De acordo com o Ministério Público, a Sema estaria autorizando, por exemplo, que uma fazenda que possua várias matrículas tenha os Cadastros Ambientais individualizados para cada uma delas. Assim, caso o mesmo imóvel possua 10 matrículas, poderá apresentar 10 cadastros e cada um deles é analisado individualmente, recebendo benefícios que seriam destinados apenas aos pequenos produtores - como, por exemplo, não precisar de áreas florestadas no imóvel, ter diminuídas as áreas de preservação em beiras de rios e receber anistias.
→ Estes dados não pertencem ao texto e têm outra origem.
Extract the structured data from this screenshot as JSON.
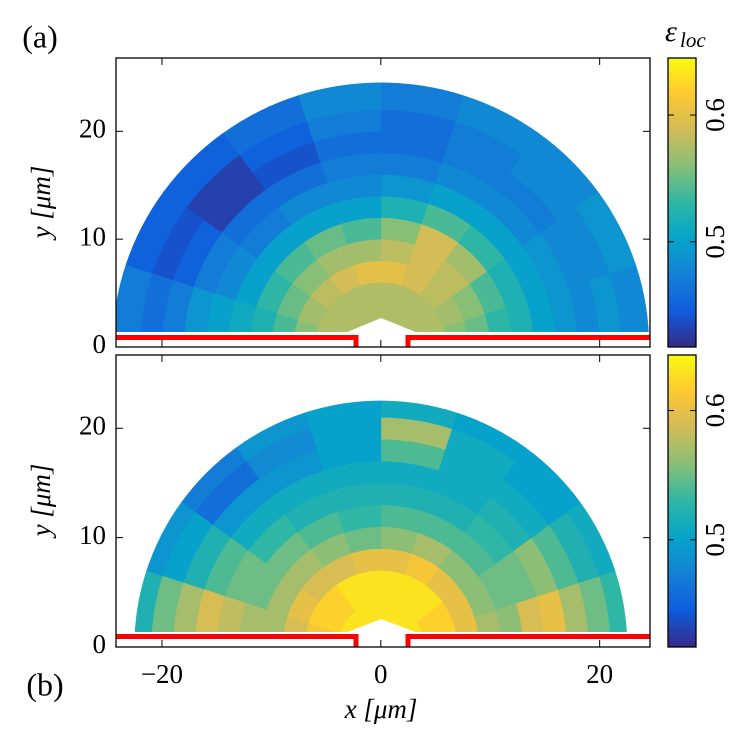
{
  "chart_data": [
    {
      "type": "polar_heatmap",
      "title": "(a)",
      "ylabel": "y [μm]",
      "xlim": [
        -24.2,
        24.6
      ],
      "ylim": [
        0,
        26.8
      ],
      "xticks": [
        {
          "value": -20,
          "label": "−20"
        },
        0,
        20
      ],
      "yticks": [
        0,
        10,
        20
      ],
      "clim": [
        0.417,
        0.645
      ],
      "cticks": [
        0.5,
        0.6
      ],
      "colorbar_label": "ε",
      "colorbar_label_sub": "loc",
      "colormap": [
        "#352a87",
        "#0f5cdd",
        "#1481d6",
        "#06a4ca",
        "#2eb7a4",
        "#87bf77",
        "#d1bb59",
        "#fec832",
        "#f9fb0e"
      ],
      "r_edges": [
        0,
        6,
        8,
        10,
        12,
        14,
        16,
        18,
        20,
        22,
        24.5
      ],
      "theta_edges": [
        0,
        18,
        36,
        54,
        72,
        90,
        108,
        126,
        144,
        162,
        180
      ],
      "values": [
        [
          0.575,
          0.575,
          0.575,
          0.575,
          0.575,
          0.575,
          0.575,
          0.575,
          0.575,
          0.575
        ],
        [
          0.56,
          0.57,
          0.58,
          0.59,
          0.6,
          0.6,
          0.59,
          0.58,
          0.57,
          0.56
        ],
        [
          0.55,
          0.56,
          0.58,
          0.59,
          0.58,
          0.57,
          0.57,
          0.56,
          0.55,
          0.54
        ],
        [
          0.53,
          0.54,
          0.57,
          0.59,
          0.56,
          0.54,
          0.55,
          0.54,
          0.53,
          0.52
        ],
        [
          0.52,
          0.52,
          0.53,
          0.54,
          0.52,
          0.5,
          0.5,
          0.5,
          0.5,
          0.51
        ],
        [
          0.5,
          0.5,
          0.5,
          0.5,
          0.49,
          0.48,
          0.48,
          0.47,
          0.48,
          0.5
        ],
        [
          0.49,
          0.49,
          0.48,
          0.48,
          0.47,
          0.47,
          0.46,
          0.46,
          0.47,
          0.49
        ],
        [
          0.48,
          0.48,
          0.47,
          0.47,
          0.46,
          0.46,
          0.44,
          0.43,
          0.45,
          0.47
        ],
        [
          0.49,
          0.48,
          0.48,
          0.47,
          0.46,
          0.47,
          0.45,
          0.43,
          0.44,
          0.46
        ],
        [
          0.48,
          0.49,
          0.48,
          0.48,
          0.47,
          0.48,
          0.46,
          0.45,
          0.45,
          0.47
        ]
      ]
    },
    {
      "type": "polar_heatmap",
      "title": "(b)",
      "ylabel": "y [μm]",
      "xlabel": "x [μm]",
      "xlim": [
        -24.2,
        24.6
      ],
      "ylim": [
        0,
        26.7
      ],
      "xticks": [
        {
          "value": -20,
          "label": "−20"
        },
        0,
        20
      ],
      "yticks": [
        0,
        10,
        20
      ],
      "clim": [
        0.417,
        0.643
      ],
      "cticks": [
        0.5,
        0.6
      ],
      "colormap": [
        "#352a87",
        "#0f5cdd",
        "#1481d6",
        "#06a4ca",
        "#2eb7a4",
        "#87bf77",
        "#d1bb59",
        "#fec832",
        "#f9fb0e"
      ],
      "r_edges": [
        0,
        4,
        7,
        9,
        11,
        13,
        15,
        17,
        19,
        21,
        22.5
      ],
      "theta_edges": [
        0,
        18,
        36,
        54,
        72,
        90,
        108,
        126,
        144,
        162,
        180
      ],
      "values": [
        [
          0.63,
          0.63,
          0.63,
          0.63,
          0.63,
          0.63,
          0.63,
          0.63,
          0.63,
          0.63
        ],
        [
          0.62,
          0.62,
          0.63,
          0.63,
          0.63,
          0.63,
          0.63,
          0.62,
          0.62,
          0.61
        ],
        [
          0.6,
          0.6,
          0.6,
          0.61,
          0.6,
          0.6,
          0.59,
          0.59,
          0.6,
          0.59
        ],
        [
          0.57,
          0.56,
          0.56,
          0.57,
          0.56,
          0.55,
          0.56,
          0.57,
          0.57,
          0.57
        ],
        [
          0.56,
          0.55,
          0.54,
          0.54,
          0.54,
          0.53,
          0.54,
          0.55,
          0.55,
          0.57
        ],
        [
          0.59,
          0.55,
          0.53,
          0.52,
          0.52,
          0.52,
          0.52,
          0.53,
          0.55,
          0.58
        ],
        [
          0.6,
          0.56,
          0.52,
          0.51,
          0.51,
          0.51,
          0.51,
          0.51,
          0.54,
          0.59
        ],
        [
          0.57,
          0.54,
          0.51,
          0.51,
          0.54,
          0.5,
          0.49,
          0.49,
          0.52,
          0.57
        ],
        [
          0.55,
          0.52,
          0.5,
          0.51,
          0.57,
          0.5,
          0.48,
          0.46,
          0.5,
          0.55
        ],
        [
          0.53,
          0.51,
          0.5,
          0.5,
          0.51,
          0.5,
          0.49,
          0.47,
          0.49,
          0.52
        ]
      ]
    }
  ]
}
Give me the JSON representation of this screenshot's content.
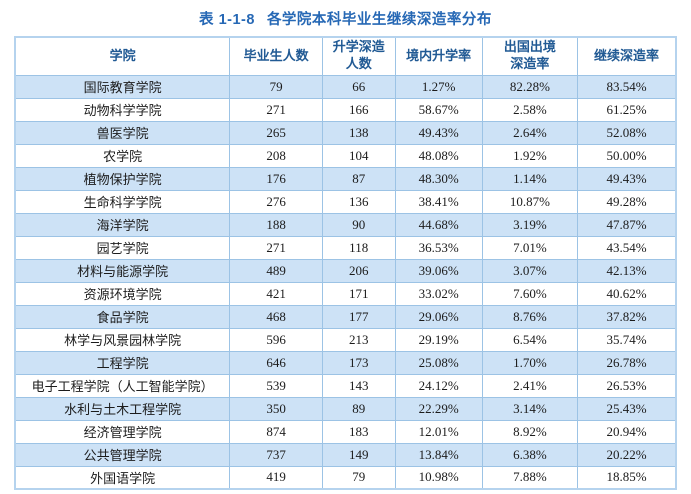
{
  "title": {
    "number": "表 1-1-8",
    "text": "各学院本科毕业生继续深造率分布"
  },
  "colors": {
    "accent_blue": "#2668b5",
    "header_text": "#215a94",
    "row_stripe": "#cde2f6",
    "border": "#9cc3e5"
  },
  "table": {
    "columns": [
      "学院",
      "毕业生人数",
      "升学深造\n人数",
      "境内升学率",
      "出国出境\n深造率",
      "继续深造率"
    ],
    "rows": [
      [
        "国际教育学院",
        "79",
        "66",
        "1.27%",
        "82.28%",
        "83.54%"
      ],
      [
        "动物科学学院",
        "271",
        "166",
        "58.67%",
        "2.58%",
        "61.25%"
      ],
      [
        "兽医学院",
        "265",
        "138",
        "49.43%",
        "2.64%",
        "52.08%"
      ],
      [
        "农学院",
        "208",
        "104",
        "48.08%",
        "1.92%",
        "50.00%"
      ],
      [
        "植物保护学院",
        "176",
        "87",
        "48.30%",
        "1.14%",
        "49.43%"
      ],
      [
        "生命科学学院",
        "276",
        "136",
        "38.41%",
        "10.87%",
        "49.28%"
      ],
      [
        "海洋学院",
        "188",
        "90",
        "44.68%",
        "3.19%",
        "47.87%"
      ],
      [
        "园艺学院",
        "271",
        "118",
        "36.53%",
        "7.01%",
        "43.54%"
      ],
      [
        "材料与能源学院",
        "489",
        "206",
        "39.06%",
        "3.07%",
        "42.13%"
      ],
      [
        "资源环境学院",
        "421",
        "171",
        "33.02%",
        "7.60%",
        "40.62%"
      ],
      [
        "食品学院",
        "468",
        "177",
        "29.06%",
        "8.76%",
        "37.82%"
      ],
      [
        "林学与风景园林学院",
        "596",
        "213",
        "29.19%",
        "6.54%",
        "35.74%"
      ],
      [
        "工程学院",
        "646",
        "173",
        "25.08%",
        "1.70%",
        "26.78%"
      ],
      [
        "电子工程学院（人工智能学院）",
        "539",
        "143",
        "24.12%",
        "2.41%",
        "26.53%"
      ],
      [
        "水利与土木工程学院",
        "350",
        "89",
        "22.29%",
        "3.14%",
        "25.43%"
      ],
      [
        "经济管理学院",
        "874",
        "183",
        "12.01%",
        "8.92%",
        "20.94%"
      ],
      [
        "公共管理学院",
        "737",
        "149",
        "13.84%",
        "6.38%",
        "20.22%"
      ],
      [
        "外国语学院",
        "419",
        "79",
        "10.98%",
        "7.88%",
        "18.85%"
      ]
    ]
  }
}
Com a fraude da fragmentação, segundo o MPE, a grande propriedade é subdividida em diversos imóveis menores. Na prática, é uma grande fazenda, mas que se passaria por diversos pequenos imóveis autônomos e independentes, nos quais os desmatamentos criminosos são legalizados ou se autorizam a abertura de novas áreas em locais não passíveis de exploração agropecuária.
O MPE alega que, como não há auditoria nos trabalhos de aprovação do Cadastro Ambiental Rural, tudo se resolveria mediante ajuste de proprietários, engenheiros e alguns servidores do órgão ambiental.
O Ministério Público apura, ainda, as chamadas “fraudes em tipologia”. Nessa modalidade, o proprietário contrataria um engenheiro para fraudar relatórios ambientais.
Um imóvel localizado em bioma amazônico, por exemplo, pode ser desmatado em apenas 20%. Contudo, se a tipologia florestal for de Cerrado, o proprietário tem direito a desmatar 65%. Com um relatório falso aprovado pela Sema, seria possível desmatar mais do que o triplo permitido pelo Código Florestal.
Assim, uma fazenda de 10 mil hectares, por exemplo, localizada no bioma amazônico, poderá desmatar 4.500 hectares a mais com o relatório fraudado aprovado pela Sema. Essas informações ficam registradas no sistema e, com o uso de imagens satélite, podem ser auditadas em qualquer momento, mesmo após os desmatamentos.
Morosidade
Segundo os dados do Certificado de Cadastro de Imóvel Rural do Incra (CCIR), Mato Grosso possui aproximadamente 155 mil imóveis rurais. Aproximadamente 80 mil apresentaram o CAR, sendo que o prazo final para entrega sem a incidência de multa é o dia 31 de dezembro de 2018. Por mês, são analisados pouco mais de 1 mil, sendo que grande parte acaba voltando com pendências.
De acordo com o MPE, em alguns casos, tal morosidade estimulava a corrupção para se furar a fila, dando-se prioridades a quem não faz jus ao benefício mediante esquema do então responsável pelo setor.
Outras apurações
Segundo o Ministério Público, outros fatos que apontam a fragilidade no sistema têm sido apurados, como a contratação de servidores mediante indicações políticas; falta de atualização dos dados geoespaciais da Sema; vulnerabilidades no módulo de análise; ausência de maior transparência e compartilhamento insuficiente de informações entre servidores; defasagens nas estruturas de tecnologia; ausência de metas; necessidade de ajustes na legislação e uniformização de procedimentos.
O MPE afirmou que, em parceria com a Dema, está em tratativas com a atual gestão da Sema e equipe de transição do novo governo para firmar Termo de Ajustamento de Conduta (TAC) para impedir a continuidade de fraudes no setor.
Operação Polygonum
Mais de 20 pessoas foram presas durante as três fases da Operação Polygonum, que apura fraudes na Sema.
Apenas na terceira fase da Operação Polygonum, deflagrada na última segunda-feira (3), nove mandados de prisões temporárias foram cumpridos, além de 12 mandados de busca e apreensão. Ao todo, foram expedidos pelo Tribunal de Justiça de Mato Grosso 10 ordens de prisão e 15 mandados de buscas.